There are two models of the Trivium that we investigated. In the "narrow" version, which is well represented by the book The Trivium by Sr. Miriam Joseph. This focus exclusively on the use of words to convey truth in literature, non-fiction prose, philosophy and theology.
The broader concept of the Trivium, well represented by Dorothy Sayers' famous essay, "The Lost Tools of Learning," holds that all disciplines have their own grammar, logic and rheroric, including, for instance, the sciences and mathematics. The job of the Trivium is to help gain competency in any field by learning its grammar, logic and rhetoric. Rollin Lasseter, a retired (and ailing) literature professor at the University of Dallas, who presented at the retreat, is an advocate of this approach, as is the homeschool organization, Mother of Divine Grace.

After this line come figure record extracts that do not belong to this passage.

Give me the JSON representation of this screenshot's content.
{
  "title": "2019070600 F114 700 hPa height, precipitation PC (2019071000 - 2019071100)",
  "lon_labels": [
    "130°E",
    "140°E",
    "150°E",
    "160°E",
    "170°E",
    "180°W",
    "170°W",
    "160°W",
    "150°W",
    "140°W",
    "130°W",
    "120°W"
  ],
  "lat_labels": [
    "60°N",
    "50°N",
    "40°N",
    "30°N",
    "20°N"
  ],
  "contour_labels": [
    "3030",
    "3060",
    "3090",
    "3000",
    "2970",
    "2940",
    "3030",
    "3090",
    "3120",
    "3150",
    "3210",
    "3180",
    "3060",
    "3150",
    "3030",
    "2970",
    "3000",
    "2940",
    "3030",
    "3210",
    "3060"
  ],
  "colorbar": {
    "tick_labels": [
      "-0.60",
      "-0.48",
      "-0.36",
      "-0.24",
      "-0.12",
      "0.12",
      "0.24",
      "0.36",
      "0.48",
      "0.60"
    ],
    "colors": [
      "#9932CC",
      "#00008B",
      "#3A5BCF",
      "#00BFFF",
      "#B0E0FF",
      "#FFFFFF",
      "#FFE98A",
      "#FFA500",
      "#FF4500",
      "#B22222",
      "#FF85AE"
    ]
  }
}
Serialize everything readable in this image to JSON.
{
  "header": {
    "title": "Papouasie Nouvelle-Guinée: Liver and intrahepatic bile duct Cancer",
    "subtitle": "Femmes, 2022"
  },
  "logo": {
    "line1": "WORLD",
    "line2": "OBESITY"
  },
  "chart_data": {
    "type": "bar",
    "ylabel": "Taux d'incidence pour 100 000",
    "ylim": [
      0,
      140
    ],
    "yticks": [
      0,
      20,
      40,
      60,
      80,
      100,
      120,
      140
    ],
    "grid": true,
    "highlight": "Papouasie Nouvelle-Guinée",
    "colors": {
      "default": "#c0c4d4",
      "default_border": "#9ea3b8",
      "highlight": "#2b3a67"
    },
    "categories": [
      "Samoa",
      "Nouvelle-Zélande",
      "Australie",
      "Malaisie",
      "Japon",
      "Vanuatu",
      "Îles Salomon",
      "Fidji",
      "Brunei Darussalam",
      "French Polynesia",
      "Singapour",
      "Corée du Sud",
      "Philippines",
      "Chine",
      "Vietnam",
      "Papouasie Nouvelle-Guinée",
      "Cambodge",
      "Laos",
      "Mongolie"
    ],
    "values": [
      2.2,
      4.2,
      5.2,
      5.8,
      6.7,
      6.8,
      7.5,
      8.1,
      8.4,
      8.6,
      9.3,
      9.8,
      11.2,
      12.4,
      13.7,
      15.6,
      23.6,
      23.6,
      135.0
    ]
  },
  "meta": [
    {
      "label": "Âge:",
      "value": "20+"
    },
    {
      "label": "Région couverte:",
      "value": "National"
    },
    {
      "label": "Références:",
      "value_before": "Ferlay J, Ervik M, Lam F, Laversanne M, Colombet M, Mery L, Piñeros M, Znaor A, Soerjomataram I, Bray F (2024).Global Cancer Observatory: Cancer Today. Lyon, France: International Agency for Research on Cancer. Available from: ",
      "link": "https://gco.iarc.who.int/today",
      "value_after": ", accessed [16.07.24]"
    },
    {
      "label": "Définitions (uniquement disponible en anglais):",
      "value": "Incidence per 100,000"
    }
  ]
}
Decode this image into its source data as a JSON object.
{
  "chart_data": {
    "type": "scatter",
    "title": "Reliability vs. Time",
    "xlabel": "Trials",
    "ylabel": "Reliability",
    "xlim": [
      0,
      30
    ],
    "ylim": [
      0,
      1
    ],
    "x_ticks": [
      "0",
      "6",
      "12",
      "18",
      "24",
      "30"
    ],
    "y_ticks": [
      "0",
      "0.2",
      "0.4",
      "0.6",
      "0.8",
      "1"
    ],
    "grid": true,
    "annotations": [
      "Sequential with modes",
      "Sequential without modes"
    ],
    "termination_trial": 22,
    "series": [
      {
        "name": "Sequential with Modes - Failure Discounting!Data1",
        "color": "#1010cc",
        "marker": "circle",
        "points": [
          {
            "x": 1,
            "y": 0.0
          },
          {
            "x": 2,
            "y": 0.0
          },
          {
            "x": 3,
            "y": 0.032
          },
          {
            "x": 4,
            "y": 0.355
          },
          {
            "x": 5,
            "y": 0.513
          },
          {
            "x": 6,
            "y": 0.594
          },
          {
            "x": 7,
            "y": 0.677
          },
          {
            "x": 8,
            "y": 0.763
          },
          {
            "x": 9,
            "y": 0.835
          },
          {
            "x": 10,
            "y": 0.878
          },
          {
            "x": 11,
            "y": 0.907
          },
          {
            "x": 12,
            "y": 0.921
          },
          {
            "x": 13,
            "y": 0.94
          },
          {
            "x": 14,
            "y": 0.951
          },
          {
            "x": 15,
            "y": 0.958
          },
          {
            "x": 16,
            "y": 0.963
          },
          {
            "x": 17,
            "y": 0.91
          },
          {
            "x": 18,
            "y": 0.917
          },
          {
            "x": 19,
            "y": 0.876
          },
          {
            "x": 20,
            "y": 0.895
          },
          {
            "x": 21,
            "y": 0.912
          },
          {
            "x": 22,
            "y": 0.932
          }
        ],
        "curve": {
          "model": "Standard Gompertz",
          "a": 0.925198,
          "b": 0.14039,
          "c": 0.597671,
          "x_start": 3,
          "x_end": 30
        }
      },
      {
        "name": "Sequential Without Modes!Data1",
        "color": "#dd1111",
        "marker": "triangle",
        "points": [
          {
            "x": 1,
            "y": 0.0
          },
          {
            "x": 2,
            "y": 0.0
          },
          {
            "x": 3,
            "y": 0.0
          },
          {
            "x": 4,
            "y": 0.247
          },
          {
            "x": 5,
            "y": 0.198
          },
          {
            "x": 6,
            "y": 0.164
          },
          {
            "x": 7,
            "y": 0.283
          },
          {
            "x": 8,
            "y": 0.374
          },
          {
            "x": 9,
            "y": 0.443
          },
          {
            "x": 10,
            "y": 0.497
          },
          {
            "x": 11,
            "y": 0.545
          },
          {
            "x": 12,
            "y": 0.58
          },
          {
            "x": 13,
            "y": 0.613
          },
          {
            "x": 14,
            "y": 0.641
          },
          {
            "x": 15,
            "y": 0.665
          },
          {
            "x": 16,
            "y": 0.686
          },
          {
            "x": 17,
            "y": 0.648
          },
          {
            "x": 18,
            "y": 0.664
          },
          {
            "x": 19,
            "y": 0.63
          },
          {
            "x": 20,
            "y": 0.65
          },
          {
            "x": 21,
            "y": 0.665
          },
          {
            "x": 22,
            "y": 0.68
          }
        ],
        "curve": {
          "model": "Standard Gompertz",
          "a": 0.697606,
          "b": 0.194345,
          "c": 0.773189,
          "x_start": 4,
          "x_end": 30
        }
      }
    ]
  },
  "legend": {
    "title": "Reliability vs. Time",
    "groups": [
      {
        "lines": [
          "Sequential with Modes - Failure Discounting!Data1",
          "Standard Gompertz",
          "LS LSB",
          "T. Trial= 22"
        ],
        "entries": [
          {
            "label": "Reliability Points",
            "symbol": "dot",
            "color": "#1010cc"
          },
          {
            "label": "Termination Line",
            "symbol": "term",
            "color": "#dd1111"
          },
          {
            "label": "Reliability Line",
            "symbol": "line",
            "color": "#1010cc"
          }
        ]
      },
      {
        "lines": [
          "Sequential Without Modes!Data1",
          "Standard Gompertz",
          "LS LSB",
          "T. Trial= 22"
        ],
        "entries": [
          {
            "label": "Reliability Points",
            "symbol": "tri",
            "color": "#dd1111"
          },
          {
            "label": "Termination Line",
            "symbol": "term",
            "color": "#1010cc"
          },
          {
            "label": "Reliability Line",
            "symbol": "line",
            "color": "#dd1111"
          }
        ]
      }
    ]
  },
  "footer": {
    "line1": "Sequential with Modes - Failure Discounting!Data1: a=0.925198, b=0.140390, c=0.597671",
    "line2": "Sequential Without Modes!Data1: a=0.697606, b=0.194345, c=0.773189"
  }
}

One of the main and almost universal problems in our day in Catholic education is that people enter the university without a solid grounding in the Trivium. They therefore do not know how to think or to know. This is a problem even at the most solid Catholic colleges and universities. They begin addressing the sapiential disciplines (theology, philosophy, history, psychology, etc.) and career-oriented specializations before the students have the intellectual tools necesary to address the issues in these disciplines.
That is why I was heartened to see that the new Wyoming Catholic College explicitly addresses the Trivium all four years using books by Mortimer Adler, Peter Kreeft, Mark Van Doren, Strunk and White, and somebody named Corbett. Here is the four-year reading list.
There also seems to be a strong emphasis at WCC on forming the Catholic imagination as well as intellect. This is extremely important.